The ballroom of the faux Mediterranean mansion is filled with little dresses hanging from big helium-filled balloons covered in candy-colored Pucci fabric. Although they weren’t actually invited to the dinner, Lady X and Lady Y find many of their friends in the courtyard. It’s a very Euro crowd. Everyone smokes. French and Italian are the predominant languages. The party is hosted by Pucci grandes dames Laudomia Pucci Castellano and Delphine Arnault-Gancia, the statuesque, eight-foot-tall daughter of LVMH honcho Bernard Arnault. Larry Gagosian is chatting with fellow dealer Arne Glimcher and Balazs. I hear my first art joke—a critic reporting the reaction of a rival when he heard about the death of the prolific artist Ed Kienholz: “I certainly hope this won’t slow down his production.” I greet new friends from last night’s Cartier dinner, Lacma director Michael Govan and his wife, Katherine Ross. Formerly with Dia Art Foundation and the Guggenheim, Govan is a genuine art historian, and Ross is a major figure in the LVMH global empire. The union of these particular incredibly good-looking people feels emblematic of the Miami Basel weltanschauung—the marriage of art and luxury-retail branding.

“Art Basel Miami has become the ultimate cross-marketing platform,” says publicist Nadine Johnson, one of the organizers of tonight’s event and an expert on the subject. The fair is devoted to conferring the prestige and historical legacy of the art world—its brand—onto brands of fashion, liquor, jewelry, automobiles. On the other hand, you wonder if the conferring doesn’t go both ways. Murakami, who has created handbags for Louis Vuitton, recently had a retrospective at the Museum of Contemporary Art in Los Angeles, which actually displayed and sold the handbags right there in the museum, alongside the artwork. When it comes to glitz and hustle, I’m not so sure that the Christie’s and Sotheby’s contemporary-art departments have anything on LVMH.
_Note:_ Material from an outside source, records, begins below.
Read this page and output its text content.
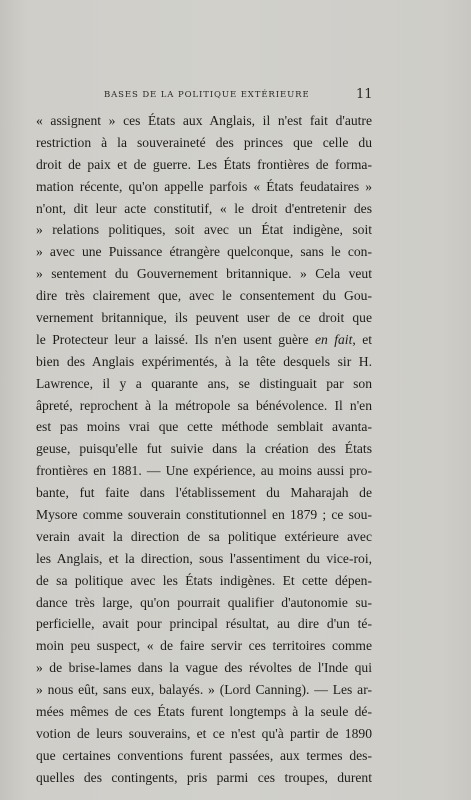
BASES DE LA POLITIQUE EXTÉRIEURE	11
« assignent » ces États aux Anglais, il n'est fait d'autre
restriction à la souveraineté des princes que celle du
droit de paix et de guerre. Les États frontières de forma-
mation récente, qu'on appelle parfois « États feudataires »
n'ont, dit leur acte constitutif, « le droit d'entretenir des
» relations politiques, soit avec un État indigène, soit
» avec une Puissance étrangère quelconque, sans le con-
» sentement du Gouvernement britannique. » Cela veut
dire très clairement que, avec le consentement du Gou-
vernement britannique, ils peuvent user de ce droit que
le Protecteur leur a laissé. Ils n'en usent guère en fait, et
bien des Anglais expérimentés, à la tête desquels sir H.
Lawrence, il y a quarante ans, se distinguait par son
âpreté, reprochent à la métropole sa bénévolence. Il n'en
est pas moins vrai que cette méthode semblait avanta-
geuse, puisqu'elle fut suivie dans la création des États
frontières en 1881. — Une expérience, au moins aussi pro-
bante, fut faite dans l'établissement du Maharajah de
Mysore comme souverain constitutionnel en 1879 ; ce sou-
verain avait la direction de sa politique extérieure avec
les Anglais, et la direction, sous l'assentiment du vice-roi,
de sa politique avec les États indigènes. Et cette dépen-
dance très large, qu'on pourrait qualifier d'autonomie su-
perficielle, avait pour principal résultat, au dire d'un té-
moin peu suspect, « de faire servir ces territoires comme
» de brise-lames dans la vague des révoltes de l'Inde qui
» nous eût, sans eux, balayés. » (Lord Canning). — Les ar-
mées mêmes de ces États furent longtemps à la seule dé-
votion de leurs souverains, et ce n'est qu'à partir de 1890
que certaines conventions furent passées, aux termes des-
quelles des contingents, pris parmi ces troupes, durent
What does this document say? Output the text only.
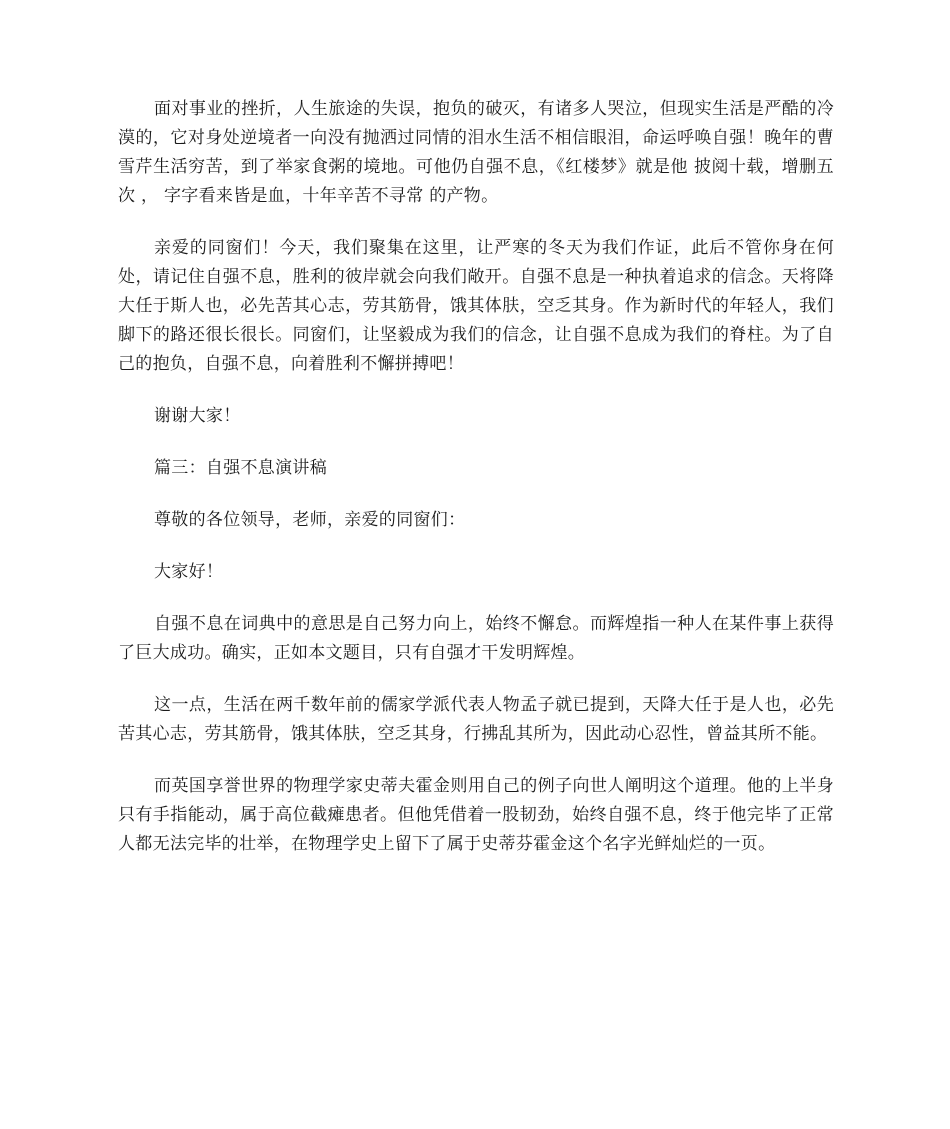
面对事业的挫折，人生旅途的失误，抱负的破灭，有诸多人哭泣，但现实生活是严酷的冷漠的，它对身处逆境者一向没有抛洒过同情的泪水生活不相信眼泪，命运呼唤自强！晚年的曹雪芹生活穷苦，到了举家食粥的境地。可他仍自强不息，《红楼梦》就是他 披阅十载，增删五次 ， 字字看来皆是血，十年辛苦不寻常 的产物。

亲爱的同窗们！今天，我们聚集在这里，让严寒的冬天为我们作证，此后不管你身在何处，请记住自强不息，胜利的彼岸就会向我们敞开。自强不息是一种执着追求的信念。天将降大任于斯人也，必先苦其心志，劳其筋骨，饿其体肤，空乏其身。作为新时代的年轻人，我们脚下的路还很长很长。同窗们，让坚毅成为我们的信念，让自强不息成为我们的脊柱。为了自己的抱负，自强不息，向着胜利不懈拼搏吧！

谢谢大家！

篇三：自强不息演讲稿

尊敬的各位领导，老师，亲爱的同窗们：

大家好！

自强不息在词典中的意思是自己努力向上，始终不懈怠。而辉煌指一种人在某件事上获得了巨大成功。确实，正如本文题目，只有自强才干发明辉煌。

这一点，生活在两千数年前的儒家学派代表人物孟子就已提到，天降大任于是人也，必先苦其心志，劳其筋骨，饿其体肤，空乏其身，行拂乱其所为，因此动心忍性，曾益其所不能。

而英国享誉世界的物理学家史蒂夫霍金则用自己的例子向世人阐明这个道理。他的上半身只有手指能动，属于高位截瘫患者。但他凭借着一股韧劲，始终自强不息，终于他完毕了正常人都无法完毕的壮举，在物理学史上留下了属于史蒂芬霍金这个名字光鲜灿烂的一页。
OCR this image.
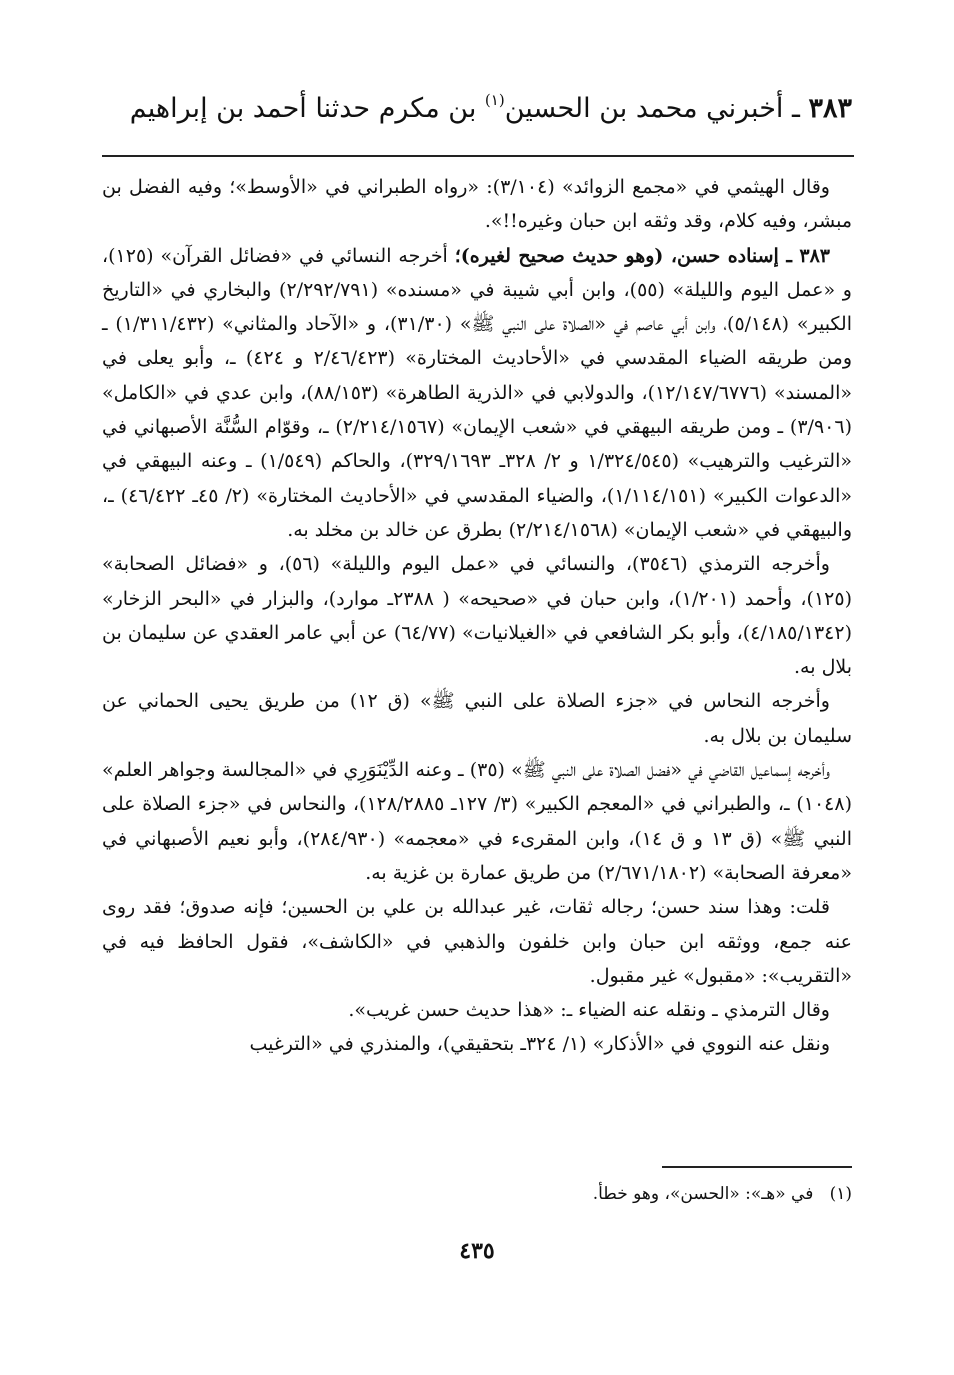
٣٨٣ ـ أخبرني محمد بن الحسين$^{(١)}$ بن مكرم حدثنا أحمد بن إبراهيم

وقال الهيثمي في «مجمع الزوائد» (٣/١٠٤): «رواه الطبراني في «الأوسط»؛ وفيه الفضل بن مبشر، وفيه كلام، وقد وثقه ابن حبان وغيره!!».

٣٨٣ ـ إسناده حسن، (وهو حديث صحيح لغيره)؛ أخرجه النسائي في «فضائل القرآن» (١٢٥)، و «عمل اليوم والليلة» (٥٥)، وابن أبي شيبة في «مسنده» (٢/٢٩٢/٧٩١) والبخاري في «التاريخ الكبير» (٥/١٤٨)، وابن أبي عاصم في «الصلاة على النبي ﷺ» (٣١/٣٠)، و «الآحاد والمثاني» (١/٣١١/٤٣٢) ـ ومن طريقه الضياء المقدسي في «الأحاديث المختارة» (٢/٤٦/٤٢٣ و ٤٢٤) ـ، وأبو يعلى في «المسند» (١٢/١٤٧/٦٧٧٦)، والدولابي في «الذرية الطاهرة» (٨٨/١٥٣)، وابن عدي في «الكامل» (٣/٩٠٦) ـ ومن طريقه البيهقي في «شعب الإيمان» (٢/٢١٤/١٥٦٧) ـ، وقوّام السُّنَّة الأصبهاني في «الترغيب والترهيب» (١/٣٢٤/٥٤٥ و ٢/ ٣٢٨ـ ٣٢٩/١٦٩٣)، والحاكم (١/٥٤٩) ـ وعنه البيهقي في «الدعوات الكبير» (١/١١٤/١٥١)، والضياء المقدسي في «الأحاديث المختارة» (٢/ ٤٥ـ ٤٦/٤٢٢) ـ، والبيهقي في «شعب الإيمان» (٢/٢١٤/١٥٦٨) بطرق عن خالد بن مخلد به.

وأخرجه الترمذي (٣٥٤٦)، والنسائي في «عمل اليوم والليلة» (٥٦)، و «فضائل الصحابة» (١٢٥)، وأحمد (١/٢٠١)، وابن حبان في «صحيحه» ( ٢٣٨٨ـ موارد)، والبزار في «البحر الزخار» (٤/١٨٥/١٣٤٢)، وأبو بكر الشافعي في «الغيلانيات» (٦٤/٧٧) عن أبي عامر العقدي عن سليمان بن بلال به.

وأخرجه النحاس في «جزء الصلاة على النبي ﷺ» (ق ١٢) من طريق يحيى الحماني عن سليمان بن بلال به.

وأخرجه إسماعيل القاضي في «فضل الصلاة على النبي ﷺ» (٣٥) ـ وعنه الدِّيْنَوَرِي في «المجالسة وجواهر العلم» (١٠٤٨) ـ، والطبراني في «المعجم الكبير» (٣/ ١٢٧ـ ١٢٨/٢٨٨٥)، والنحاس في «جزء الصلاة على النبي ﷺ» (ق ١٣ و ق ١٤)، وابن المقرىء في «معجمه» (٢٨٤/٩٣٠)، وأبو نعيم الأصبهاني في «معرفة الصحابة» (٢/٦٧١/١٨٠٢) من طريق عمارة بن غزية به.

قلت: وهذا سند حسن؛ رجاله ثقات، غير عبدالله بن علي بن الحسين؛ فإنه صدوق؛ فقد روى عنه جمع، ووثقه ابن حبان وابن خلفون والذهبي في «الكاشف»، فقول الحافظ فيه في «التقريب»: «مقبول» غير مقبول.

وقال الترمذي ـ ونقله عنه الضياء ـ: «هذا حديث حسن غريب».

ونقل عنه النووي في «الأذكار» (١/ ٣٢٤ـ بتحقيقي)، والمنذري في «الترغيب

(١)   في «هـ»: «الحسن»، وهو خطأ.
٤٣٥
Although the Pucci invitation was for 9 p.m., we’re still standing around at 10:30. Some of us are grumbling about missing the Iggy Pop concert on the beach. When we finally sit down, a German count named Carl von Bismarck is furious to discover that his ex-wife is seated at a better table than he and his current wife. “She’s not even a countess,” sniffs one of the guests. Carl von Bismarck throws a tantrum, yells at ­Arnault-Gancia, storms off, comes back, yells again, and leaves again. Not quite Iggy Pop, but entertaining nonetheless.
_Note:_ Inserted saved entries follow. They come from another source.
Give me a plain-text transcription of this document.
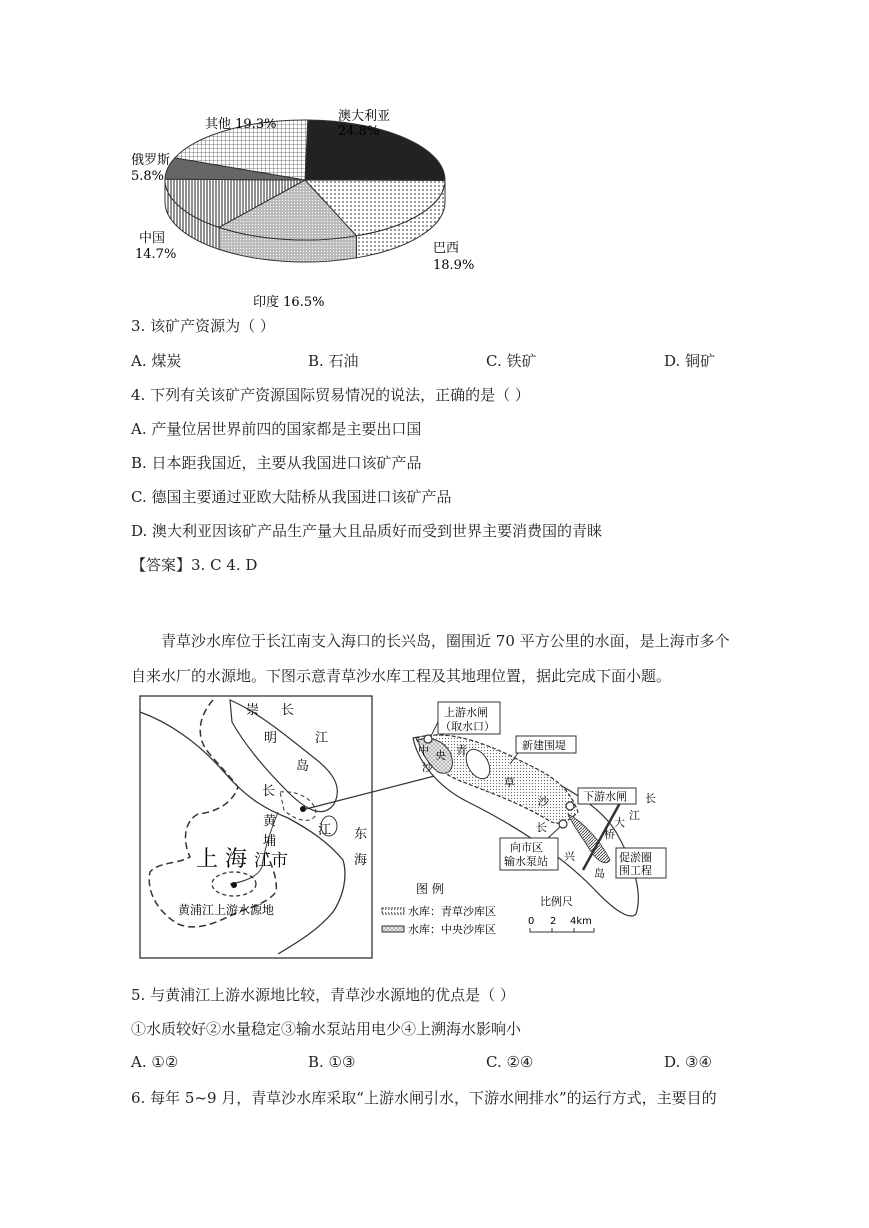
其他 19.3%
澳大利亚
24.8%
俄罗斯
5.8%
中国
14.7%	巴西
18.9%
印度 16.5%
3. 该矿产资源为（ ）
A. 煤炭	B. 石油	C. 铁矿	D. 铜矿
4. 下列有关该矿产资源国际贸易情况的说法，正确的是（ ）
A. 产量位居世界前四的国家都是主要出口国
B. 日本距我国近，主要从我国进口该矿产品
C. 德国主要通过亚欧大陆桥从我国进口该矿产品
D. 澳大利亚因该矿产品生产量大且品质好而受到世界主要消费国的青睐
【答案】3. C 4. D
青草沙水库位于长江南支入海口的长兴岛，圈围近 70 平方公里的水面，是上海市多个自来水厂的水源地。下图示意青草沙水库工程及其地理位置，据此完成下面小题。
崇
明
岛
长
江
长
江
黄
埔	东
海
上 海 江市
黄浦江上游水源地
上游水闸
（取水口）
新建围堤
下游水闸
促淤圈
围工程
向市区
输水泵站
中 央
沙
青
草
沙
长
兴
岛
长
江
大
桥
图 例
水库：青草沙库区
水库：中央沙库区
比例尺
0 2 4km
5. 与黄浦江上游水源地比较，青草沙水源地的优点是（ ）
①水质较好②水量稳定③输水泵站用电少④上溯海水影响小
A. ①②	B. ①③	C. ②④	D. ③④
6. 每年 5~9 月，青草沙水库采取“上游水闸引水，下游水闸排水”的运行方式，主要目的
The next morning, Mera and Don Rubell are hosting a breakfast at the Rubell Family Collection with their children, Jennifer and Jason. Mera was among the driving forces in bringing Art Basel to Miami, and her daughter, Jennifer, seems to have inherited her uncle Steve Rubell’s flair for entertaining. She has prepared a breakfast of 2,000 peeled eggs, 2,000 croissants, 2,000 strips of bacon—and no utensils. Guests are advised to don the surgical gloves laid out at the tables, and many do, digging into the trough of bacon. It has to count as one of the better moments of the week: hundreds of wealthy, cultured Babelites eating breakfast with their hands.